The office space market in Bucharest is showing signs of gradual recovery, and the vacancy rate has dropped significantly, standing at an average level of almost 11.2%, which creates a sustainable space for the emergence of new projects, indicates a specialized analysis given to the public on Thursday.
"The Bucharest office space market is stabilizing: the decrease in the vacancy rate makes way for new office buildings that will deliver 181,000 square meters in 2026 and 2027. After more than 5 years of resilience and adjustment to the effects of hybrid work and the impact of new technologies (AI), the Bucharest office space market is showing signs of gradual recovery. The vacancy rate has decreased significantly, standing at an average level of approximately 11.2%, which creates sustainable space for the emergence of new projects, and for the adjustment of rents to the new realities of construction costs and higher bank interest rates," the analysis conducted by ESOP l CORFAC International shows.
After several years of companies downsizing or postponing relocation decisions, the excess inventory resulting from the pandemic and the shift to hybrid work models has been largely absorbed.
The limited supply of new spaces in recent years has contributed to the decrease in vacancy rates and the stabilization of the market.
"We are already talking about vacancy levels of 5-7% in the CBD areas (Piata Victoriei - Aviatorilor - Charles de Gaulle) and in well-positioned class A office buildings, which represents a significantly lower level compared to the market average and further proof of the increased interest of companies for superior quality spaces", believes Alexandru Petrescu, Managing Partner ESOP | CORFAC International, quoted in the press release.
The year 2025 marked a historic low, the first year in the last two decades in which no Class A office project was delivered, after a very low level in 2024. The year 2026, however, comes with over 63,000 sqm in three new projects, but which have, at the beginning of the year, less than half of the spaces available for rent.
Last year, the total volume traded reached 243,000 sq m, and the market was driven by (pre)leases and expansions, which generated over half of the activity. Even though the volume of transactions is below last year's level by approximately 29%, there are premises for a dynamism of transactions in the next 12-24 months, amid the resumption of deliveries of new office projects.
(Pre)leases and expansions represented the dominant component of the Bucharest office market, with 132,000 sq m (54%), while renewals and renegotiations totaled 111,000 sq m (46%).
"This distribution shows that companies are not only keeping their spaces, but continue to make decisions to grow or optimize, in more efficient buildings and in locations well connected to the metro and RATB," the analysis reveals.
The most attractive area remained Center-North, with 53.6% of newly leased spaces, followed by Center-West, with 23%.
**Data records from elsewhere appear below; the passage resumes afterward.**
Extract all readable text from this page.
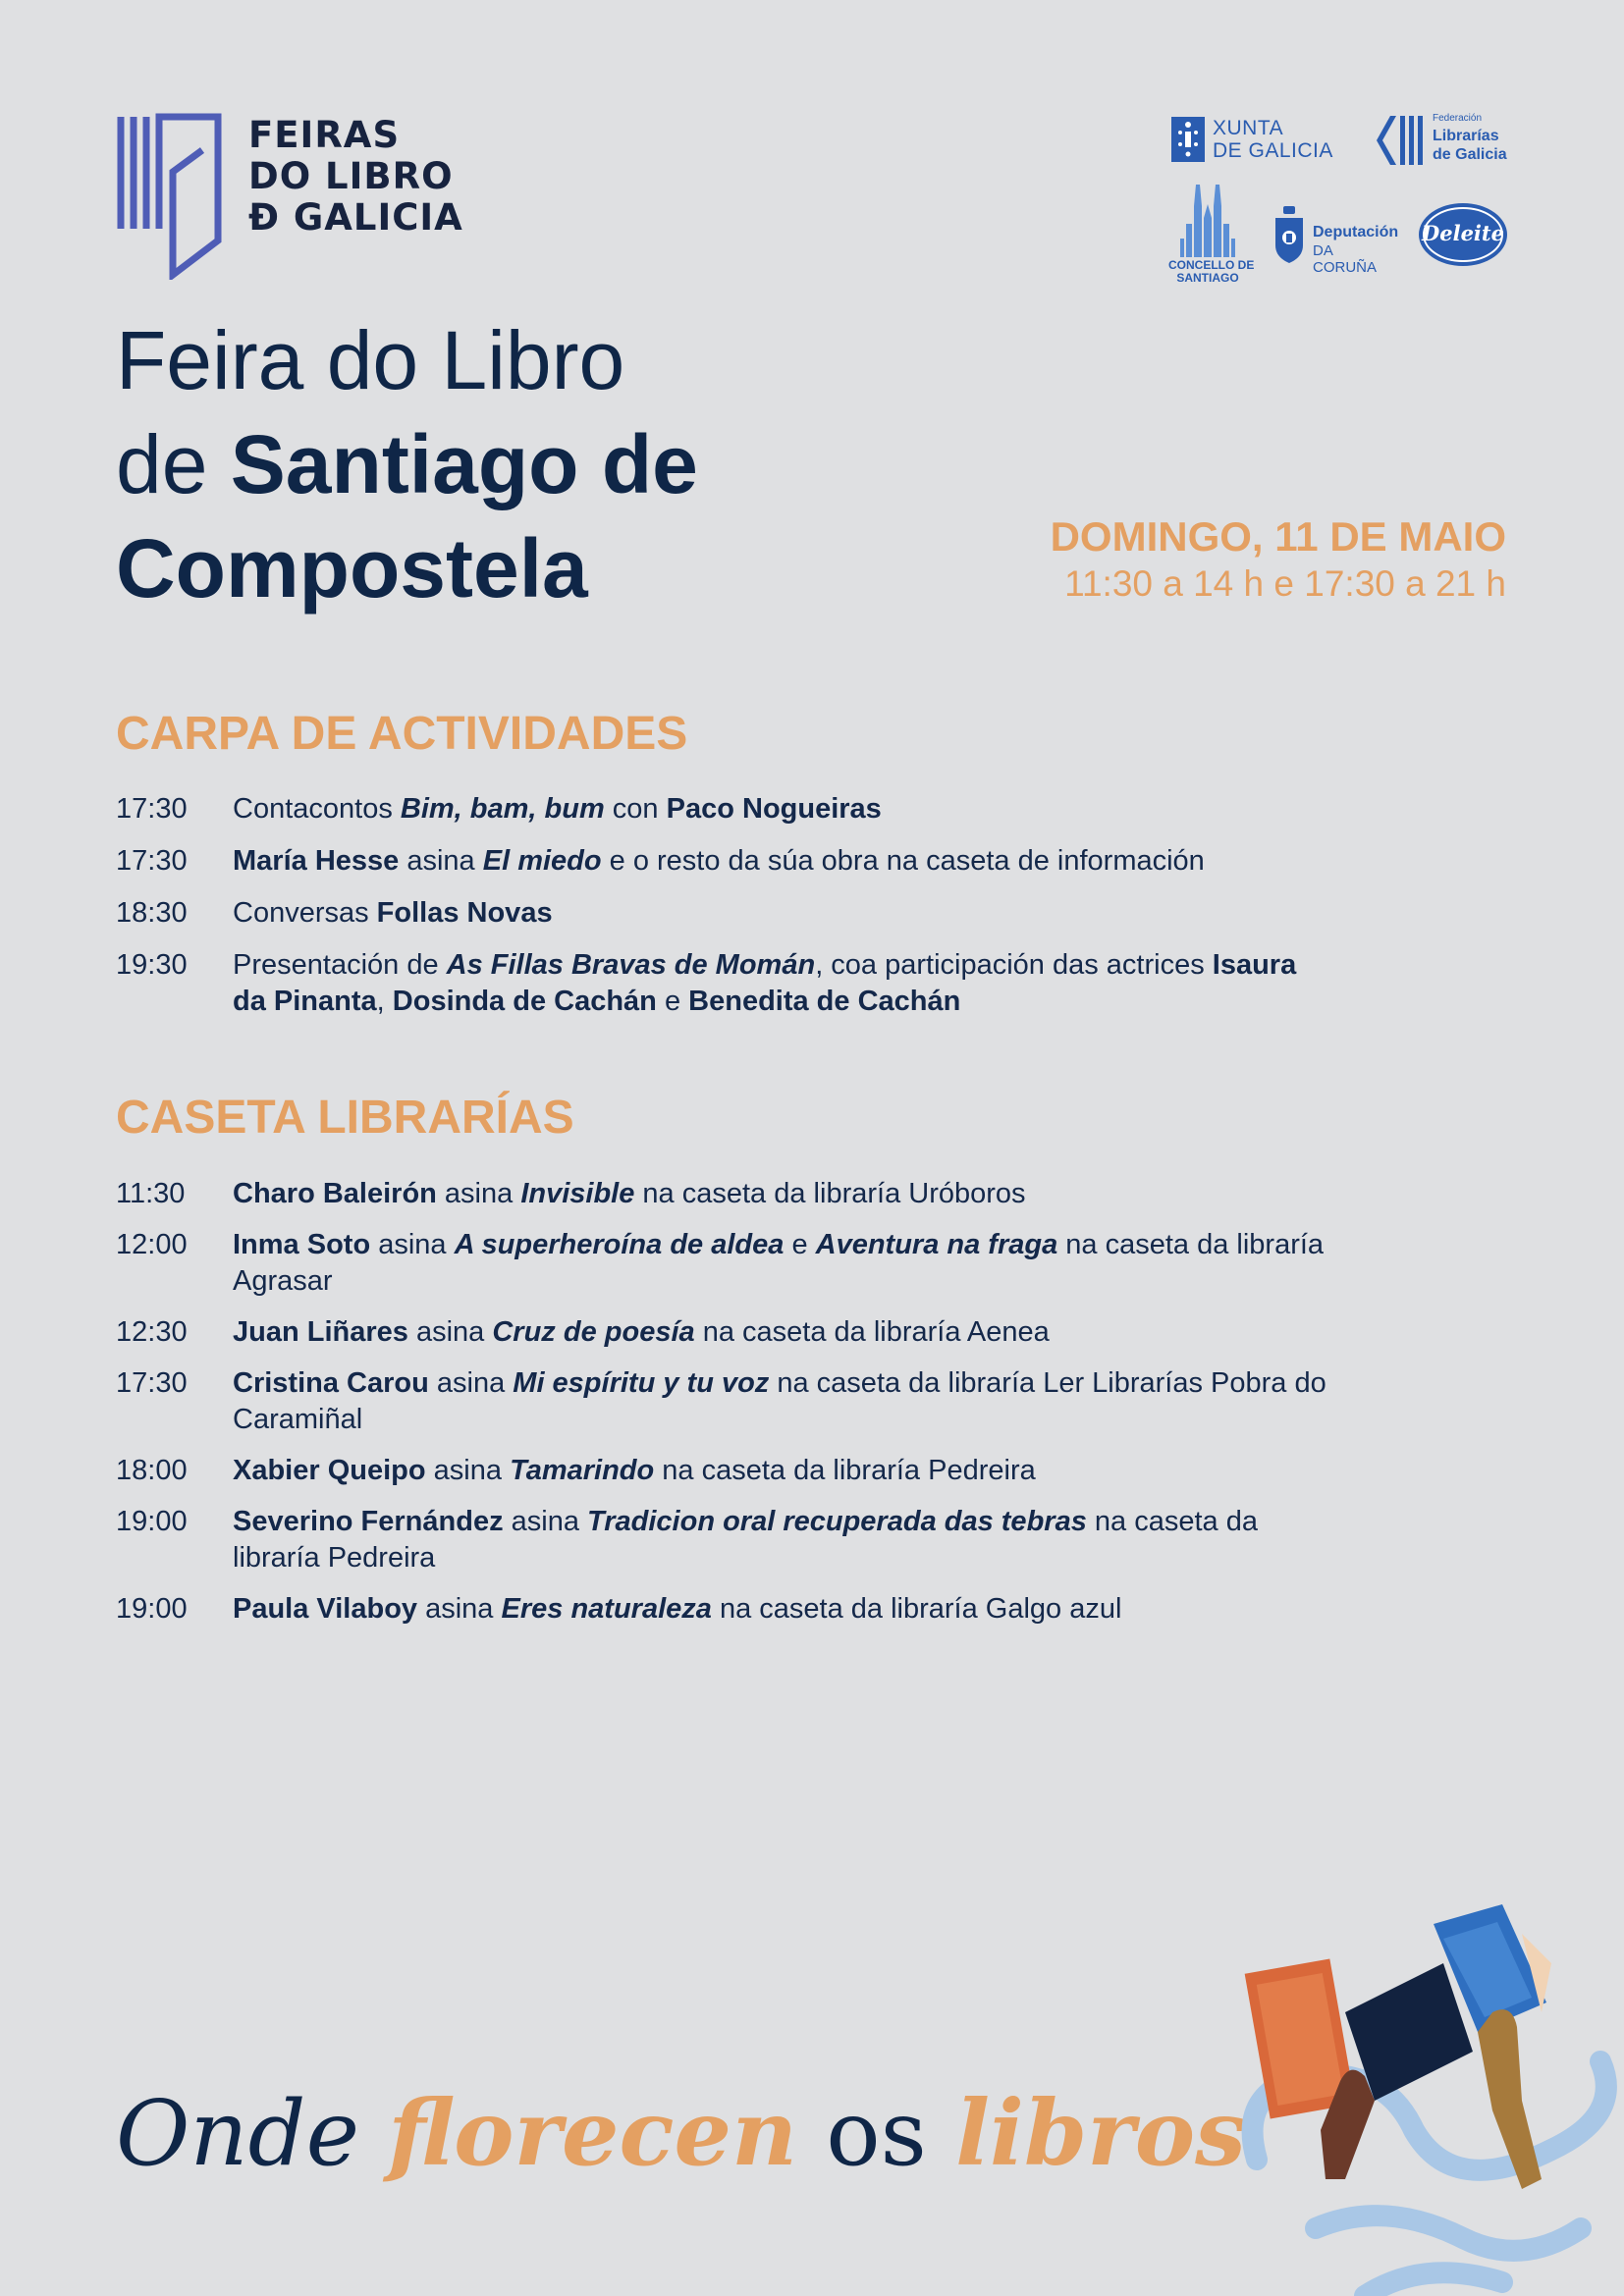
FEIRAS
DO LIBRO
Đ GALICIA
XUNTA
DE GALICIA
Federación
Librarías
de Galicia
CONCELLO DE
SANTIAGO
Deputación
DA CORUÑA
Deleite
Feira do Libro
de Santiago de
Compostela	DOMINGO, 11 DE MAIO
11:30 a 14 h e 17:30 a 21 h
CARPA DE ACTIVIDADES
17:30	Contacontos Bim, bam, bum con Paco Nogueiras
17:30	María Hesse asina El miedo e o resto da súa obra na caseta de información
18:30	Conversas Follas Novas
19:30	Presentación de As Fillas Bravas de Momán, coa participación das actrices Isaura da Pinanta, Dosinda de Cachán e Benedita de Cachán
CASETA LIBRARÍAS
11:30	Charo Baleirón asina Invisible na caseta da libraría Uróboros
12:00	Inma Soto asina A superheroína de aldea e Aventura na fraga na caseta da libraría Agrasar
12:30	Juan Liñares asina Cruz de poesía na caseta da libraría Aenea
17:30	Cristina Carou asina Mi espíritu y tu voz na caseta da libraría Ler Librarías Pobra do Caramiñal
18:00	Xabier Queipo asina Tamarindo na caseta da libraría Pedreira
19:00	Severino Fernández asina Tradicion oral recuperada das tebras na caseta da libraría Pedreira
19:00	Paula Vilaboy asina Eres naturaleza na caseta da libraría Galgo azul
Onde florecen os libros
Amid higher construction costs and more expensive financing, rents for new projects to be delivered in 2026 - 2027 are above levels of the past few years, ranging between 19-23 euros/sqm for class A buildings.
In parallel, existing quality buildings have also benefited from rent adjustments, with the average level currently standing between 16-18 euros/sq m for centrally and ultra-centrally located buildings. The most pronounced increases were recorded in the CBD and in class A projects with low vacancy rates.
"The resumption of deliveries of new projects, estimated at over 210,000 sq m in 2026-2028, creates the premises for a boost in transaction activity in the next 2 years. However, we remain in a context in which companies' decisions are more cautious, and the pace of transactions will continue to depend on the evolution of the macroeconomic and geopolitical environment and the degree of confidence in the Romanian economy," believes Alexandru Petrescu.
ESOP is among the top 5 companies specialized in the commercial segment of the market. Since 2013, it has been the Romanian partner of CORFAC International, the global network of consulting companies, headquartered in the USA.